Aber immerhin ist ja nun der Filter für die ARD-Mediathek fertig und Metzger sagt ohne erkennbare Ironie:

„Die ARD redet nicht nur über die Ansprache junger Zielgruppen, sie tut auch was.“

Nun weiß ich nicht im Detail, wie die Verantwortlichen und Nicht-Verantwortlichen in den ARD-Rundfunkanstalten die fünf Jahre genutzt haben — überwiegend wohl klassischerweise damit, das Schlimmste zu verhindern. („Der Filter ist in enger Zusammenarbeit von Hörfunk, Fernsehen und der Redaktionskonferenz Online erarbeitet worden“, protokollierte der WDR in seinem „Schlussbericht der geschäftsführenden Anstalt der ARD“ Ende 2012.) Trotzdem sind einzelne, nicht ganz unwesentliche Entscheidungen anscheinend auf merkwürdige Art in letzter Sekunde getroffen worden, zum Beispiel die Benamsung des Dings. Ein größerer Teil der gebündelten Videoclips ist in der Mediathek als „#jung“ verschlagwortet, was ein ähnlich unglamouröser, aber dafür selbsterklärender Name für die Rubrik gewesen wäre, die nun aber auch zur Verwunderung vieler an dem Projekt Beteiligter plötzlich nicht „#jung“, sondern „Einslike“ heißt.

Na, Wurscht, Hauptsache die jungen Leute können nun endlich… tja, was eigentlich? Auf eine Seite gehen, auf der ohne erkennbare redaktionelle Leistung irgendwelche Bewegtbilder aus den einzelnen Sendern einlaufen. Unerklärte Schnipsel aus der Online-Videoproduktion der ARD-Jugendradiowellen; die grauenhafte neue Gameshow von einem der beiden ARD-Jugendkanäle Eins Plus; die von jungen Leuten gemachte schöne, neue Dokureihe des NDR-Fernsehens; ein „Tagesschau“-Beitrag über einen neuen Bundesliga-Trainer; die aktuelle Folge „Zimmer frei“; ein Spielfilm, der, öh.

Anscheinend hat N-Joy am Wochenende ein Konzert präsentiert, weshalb sich viele Witzigkeitsversuche der Moderatoren vor der Kamera in der „Einslike“-Mediathek stapeln, aber abgesehen von der vermutlich unbeantwortbaren Frage „Warum?“ bleiben auch „Wer?“, „Was?“ und „Wo?“ offen.

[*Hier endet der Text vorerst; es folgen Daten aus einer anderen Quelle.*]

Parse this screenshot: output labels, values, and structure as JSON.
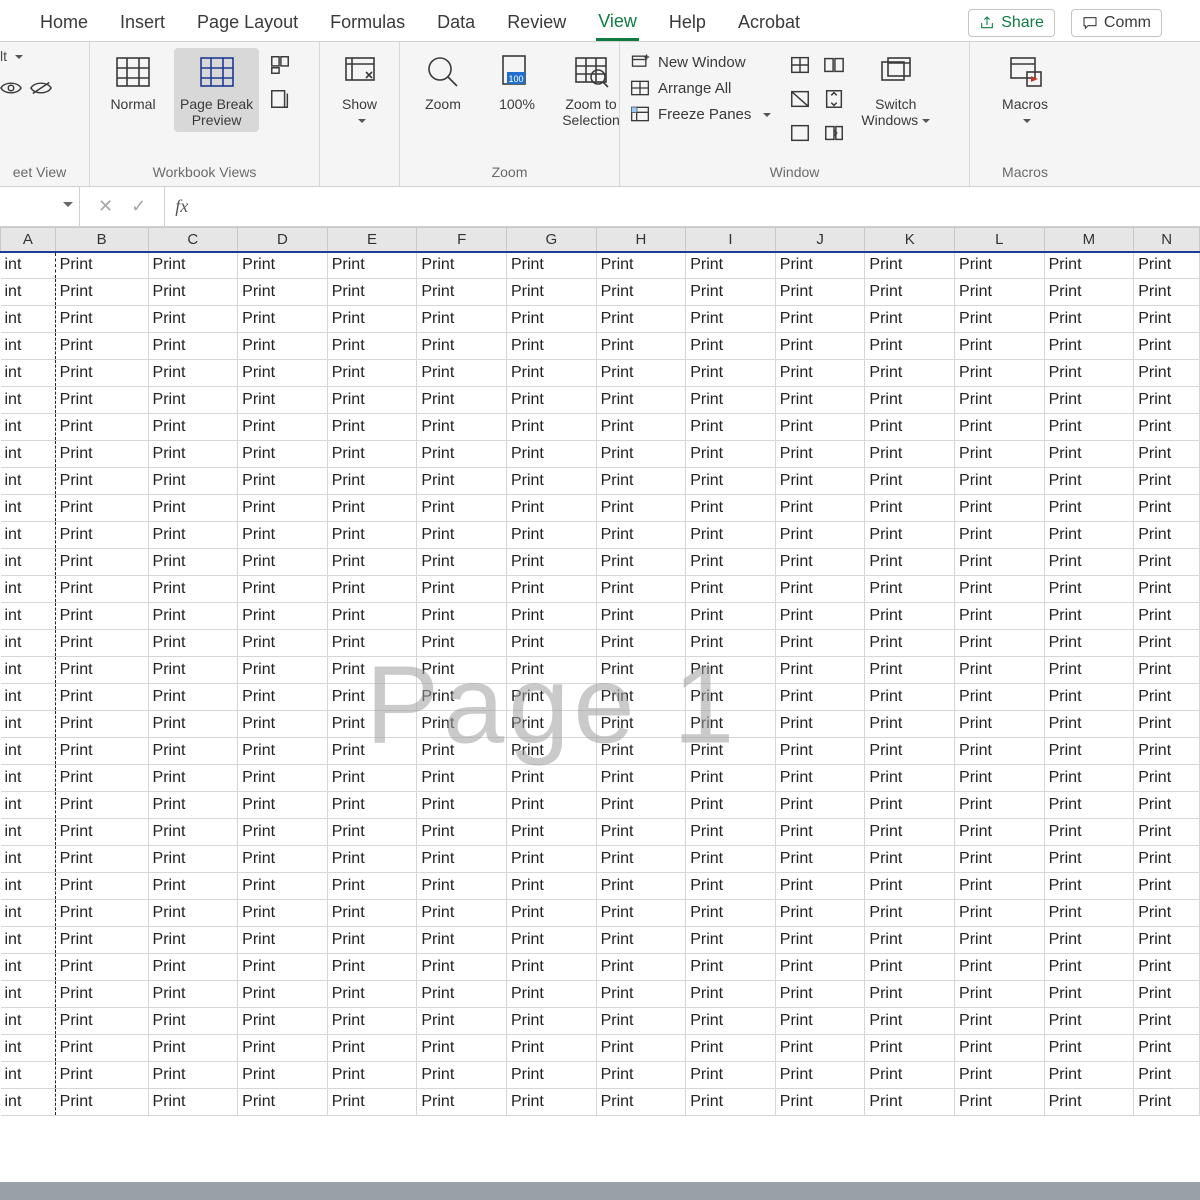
{
  "tabs": {
    "items": [
      "Home",
      "Insert",
      "Page Layout",
      "Formulas",
      "Data",
      "Review",
      "View",
      "Help",
      "Acrobat"
    ],
    "active": "View",
    "share": "Share",
    "comments": "Comm"
  },
  "ribbon": {
    "sheet_view_label": "eet View",
    "sheet_view_partial": "lt",
    "workbook_views": {
      "label": "Workbook Views",
      "normal": "Normal",
      "page_break": "Page Break\nPreview"
    },
    "show": {
      "label": "Show"
    },
    "zoom": {
      "group_label": "Zoom",
      "zoom": "Zoom",
      "hundred": "100%",
      "to_selection": "Zoom to\nSelection"
    },
    "window": {
      "group_label": "Window",
      "new_window": "New Window",
      "arrange_all": "Arrange All",
      "freeze": "Freeze Panes",
      "switch": "Switch\nWindows"
    },
    "macros": {
      "group_label": "Macros",
      "label": "Macros"
    }
  },
  "formula_bar": {
    "fx": "fx",
    "value": ""
  },
  "grid": {
    "columns": [
      "A",
      "B",
      "C",
      "D",
      "E",
      "F",
      "G",
      "H",
      "I",
      "J",
      "K",
      "L",
      "M",
      "N"
    ],
    "rows": 32,
    "cell_value": "Print",
    "first_cell_value": "int",
    "watermark": "Page 1"
  }
}
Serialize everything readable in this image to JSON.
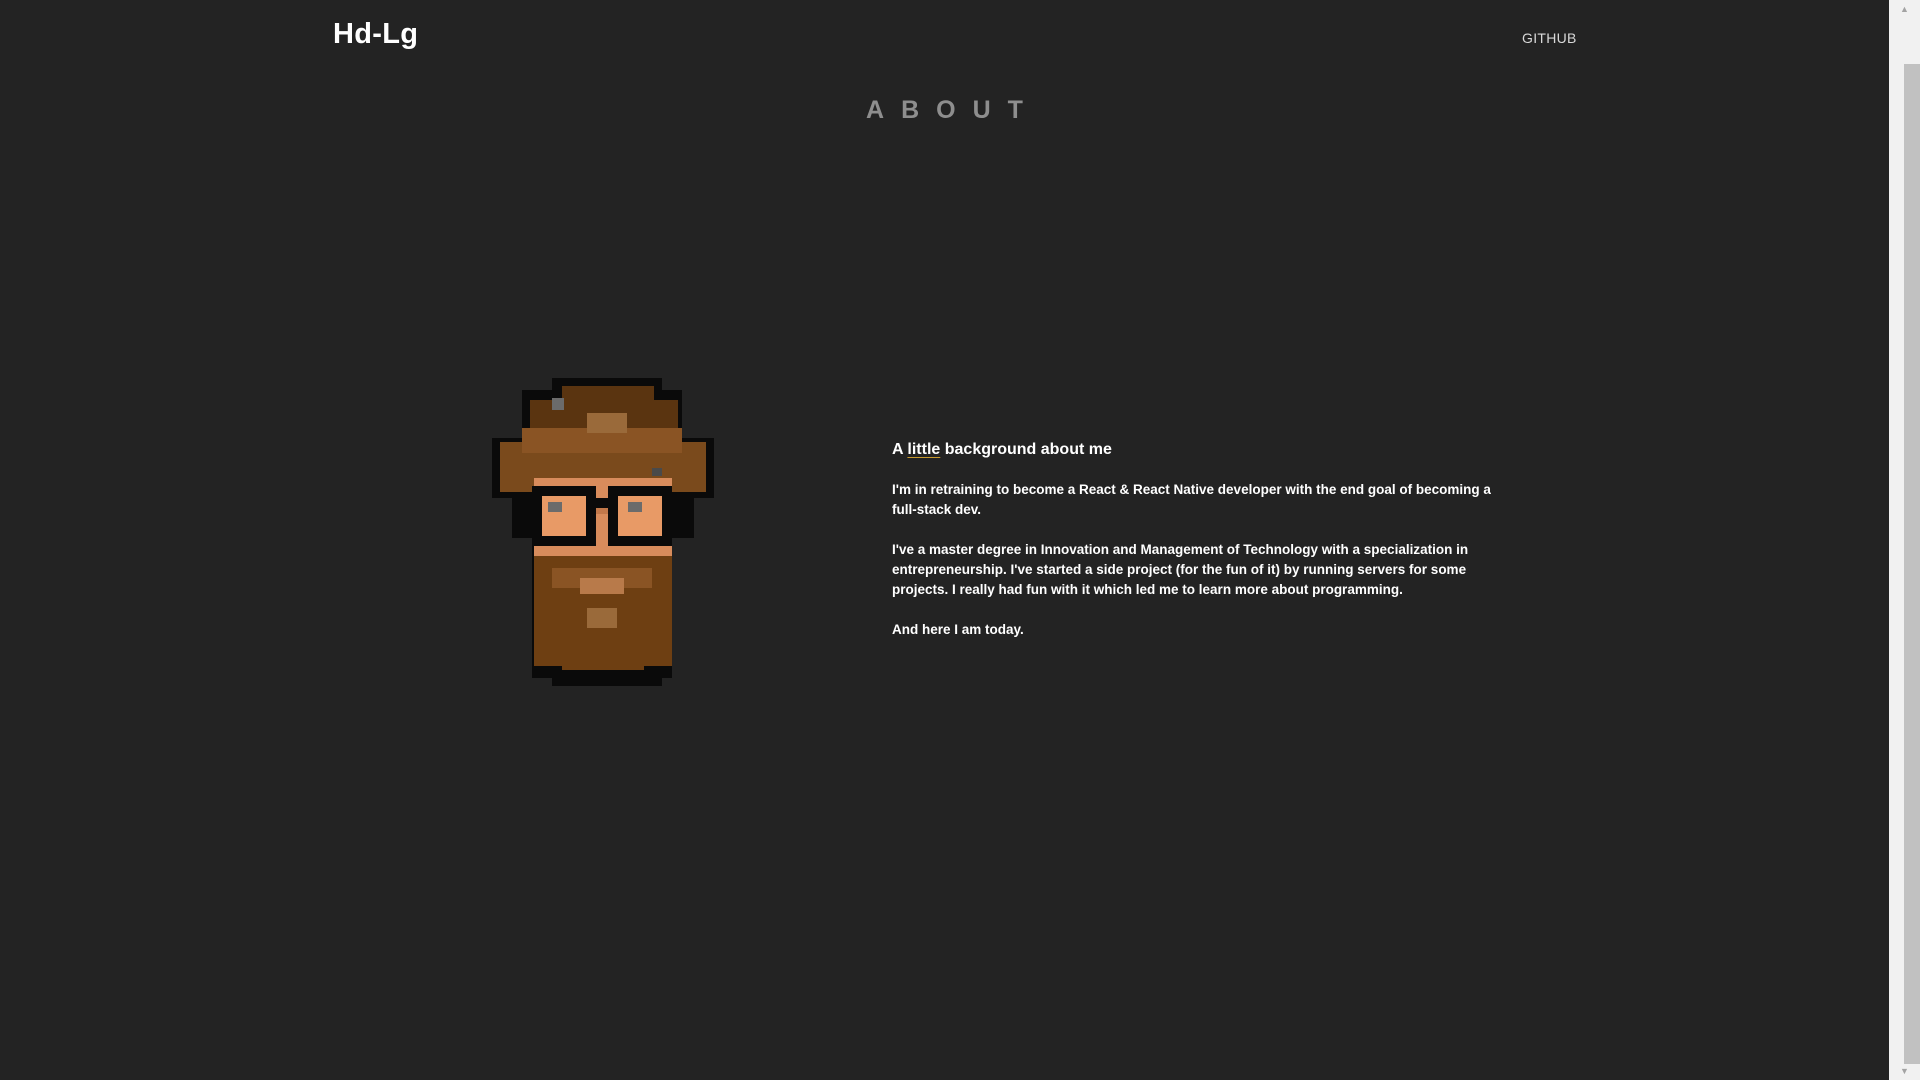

Oben auf der Seite weisen Teaser womöglich auf Highlights hin, erklären, leiten, bündeln aber auch nichts.

Der Gedanke, dass dieses unsortierte Programmgeröll als „Einslike“ eine Anlaufstelle für das furchtbar vermisste junge Publikum der ARD werden könnte: Ich würde ihn weltfremd nennen. Aber die Gremienvorsitzendenkonferenz der ARD meint, dass damit „ein weiterer Baustein innerhalb des notwendigen Gesamtmaßnahmenpakets zur Ansprache jüngerer Publikumsgruppen erreicht worden“ sei, und die müssen’s nach all den Jahren ja wissen.